Tarbell (1857-1944) and Steffens (1866-1936) were two of the most famous muckrakers. Tarbell had been a magazine editor in the 1880s before beginning her association with McClure’s in 1894. Besides her extensive reports on Rockefeller’s Standard Oil Company, which were compiled into a book, she is best remembered for her biography of Abraham Lincoln.
Steffens had begun writing about police corruption and city government shenanigans for the New York Evening Post in the 1890s. After 1910, he became skeptical of the value of expositive journalism and shifted his interest to revolutionary politics.
Other early 20th-Century muckrakers included Ray Stannard Baker, who wrote about child labor and other appalling workplace conditions. David Graham Phillips decried politicians who were controlled by business and industry interests. Samuel Hopkins Adams cited false claims of popular patent medicines.

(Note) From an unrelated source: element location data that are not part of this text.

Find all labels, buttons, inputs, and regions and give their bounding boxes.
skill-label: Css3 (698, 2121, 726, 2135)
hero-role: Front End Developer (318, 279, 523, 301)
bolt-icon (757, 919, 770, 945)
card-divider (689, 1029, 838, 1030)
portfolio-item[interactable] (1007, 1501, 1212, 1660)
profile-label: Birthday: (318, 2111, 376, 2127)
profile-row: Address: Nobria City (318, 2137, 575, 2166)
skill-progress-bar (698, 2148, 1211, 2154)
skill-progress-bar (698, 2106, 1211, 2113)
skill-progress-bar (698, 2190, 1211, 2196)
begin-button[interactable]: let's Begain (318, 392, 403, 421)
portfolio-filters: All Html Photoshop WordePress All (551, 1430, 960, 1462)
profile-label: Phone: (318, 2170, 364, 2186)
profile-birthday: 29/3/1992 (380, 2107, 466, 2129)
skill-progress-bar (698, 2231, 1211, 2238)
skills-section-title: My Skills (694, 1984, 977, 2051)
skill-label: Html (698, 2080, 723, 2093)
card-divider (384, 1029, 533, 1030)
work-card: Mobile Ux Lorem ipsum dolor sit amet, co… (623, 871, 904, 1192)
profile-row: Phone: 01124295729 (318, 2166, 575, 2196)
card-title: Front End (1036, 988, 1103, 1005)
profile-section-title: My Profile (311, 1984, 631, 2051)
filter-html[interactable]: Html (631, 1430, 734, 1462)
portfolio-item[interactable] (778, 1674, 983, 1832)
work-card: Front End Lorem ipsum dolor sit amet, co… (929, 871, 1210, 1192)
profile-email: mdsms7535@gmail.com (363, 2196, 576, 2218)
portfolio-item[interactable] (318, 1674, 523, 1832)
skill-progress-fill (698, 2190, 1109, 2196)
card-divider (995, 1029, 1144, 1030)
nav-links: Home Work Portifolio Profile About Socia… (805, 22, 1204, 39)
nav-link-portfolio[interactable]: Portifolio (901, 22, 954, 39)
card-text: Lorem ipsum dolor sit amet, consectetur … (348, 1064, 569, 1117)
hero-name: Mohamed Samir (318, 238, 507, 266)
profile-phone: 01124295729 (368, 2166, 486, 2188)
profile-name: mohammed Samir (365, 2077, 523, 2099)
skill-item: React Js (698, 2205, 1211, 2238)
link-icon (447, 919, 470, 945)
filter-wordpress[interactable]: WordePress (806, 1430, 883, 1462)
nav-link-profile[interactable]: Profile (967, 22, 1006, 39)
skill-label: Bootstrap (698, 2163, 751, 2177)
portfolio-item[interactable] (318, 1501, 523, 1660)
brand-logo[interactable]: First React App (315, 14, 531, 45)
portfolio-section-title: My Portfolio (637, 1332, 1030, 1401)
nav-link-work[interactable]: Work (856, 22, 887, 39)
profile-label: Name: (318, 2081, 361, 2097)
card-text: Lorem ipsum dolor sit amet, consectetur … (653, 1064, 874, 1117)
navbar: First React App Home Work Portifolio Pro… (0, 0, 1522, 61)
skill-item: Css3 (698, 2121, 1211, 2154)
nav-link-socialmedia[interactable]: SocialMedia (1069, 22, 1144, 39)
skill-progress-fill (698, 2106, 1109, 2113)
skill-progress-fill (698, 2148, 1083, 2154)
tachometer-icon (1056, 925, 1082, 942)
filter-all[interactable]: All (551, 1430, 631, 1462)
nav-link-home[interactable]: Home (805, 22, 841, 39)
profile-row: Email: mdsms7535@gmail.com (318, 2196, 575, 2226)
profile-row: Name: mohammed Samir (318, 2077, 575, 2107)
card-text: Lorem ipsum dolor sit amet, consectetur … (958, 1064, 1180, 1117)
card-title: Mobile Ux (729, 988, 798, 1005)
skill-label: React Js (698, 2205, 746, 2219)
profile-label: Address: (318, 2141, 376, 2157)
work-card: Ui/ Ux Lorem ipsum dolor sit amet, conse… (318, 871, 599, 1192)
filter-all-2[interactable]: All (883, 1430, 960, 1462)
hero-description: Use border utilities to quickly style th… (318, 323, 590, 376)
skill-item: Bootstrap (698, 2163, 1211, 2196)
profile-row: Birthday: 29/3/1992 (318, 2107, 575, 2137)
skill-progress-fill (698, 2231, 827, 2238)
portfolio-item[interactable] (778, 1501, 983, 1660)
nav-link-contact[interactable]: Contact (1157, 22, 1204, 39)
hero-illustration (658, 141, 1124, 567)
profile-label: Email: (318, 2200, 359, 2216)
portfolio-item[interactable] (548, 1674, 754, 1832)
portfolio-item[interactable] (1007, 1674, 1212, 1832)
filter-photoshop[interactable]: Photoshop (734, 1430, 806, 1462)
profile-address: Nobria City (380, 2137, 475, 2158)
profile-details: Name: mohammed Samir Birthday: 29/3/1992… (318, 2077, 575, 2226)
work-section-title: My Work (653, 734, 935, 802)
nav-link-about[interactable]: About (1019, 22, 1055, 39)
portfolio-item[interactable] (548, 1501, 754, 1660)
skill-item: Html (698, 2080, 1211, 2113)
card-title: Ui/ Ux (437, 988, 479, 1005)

Positive Results of Muckraking
The work of the early muckrakers was instrumental in bringing about laws that began to remedy corrupt, immoral and unsafe conditions. A leading example was Upton Sinclair’s best-seller The Jungle. It described atrocities in the meat-packing industry and was partly responsible for passage of the 1906 Pure Food and Drug Act.
Exposé journalism has continued ever since. Media watchdogs monitor the fine line between objective, useful, investigative reporting and sensational, protracted dirt digging. The label “muckraker” sometimes is applied with respect, sometimes with contempt.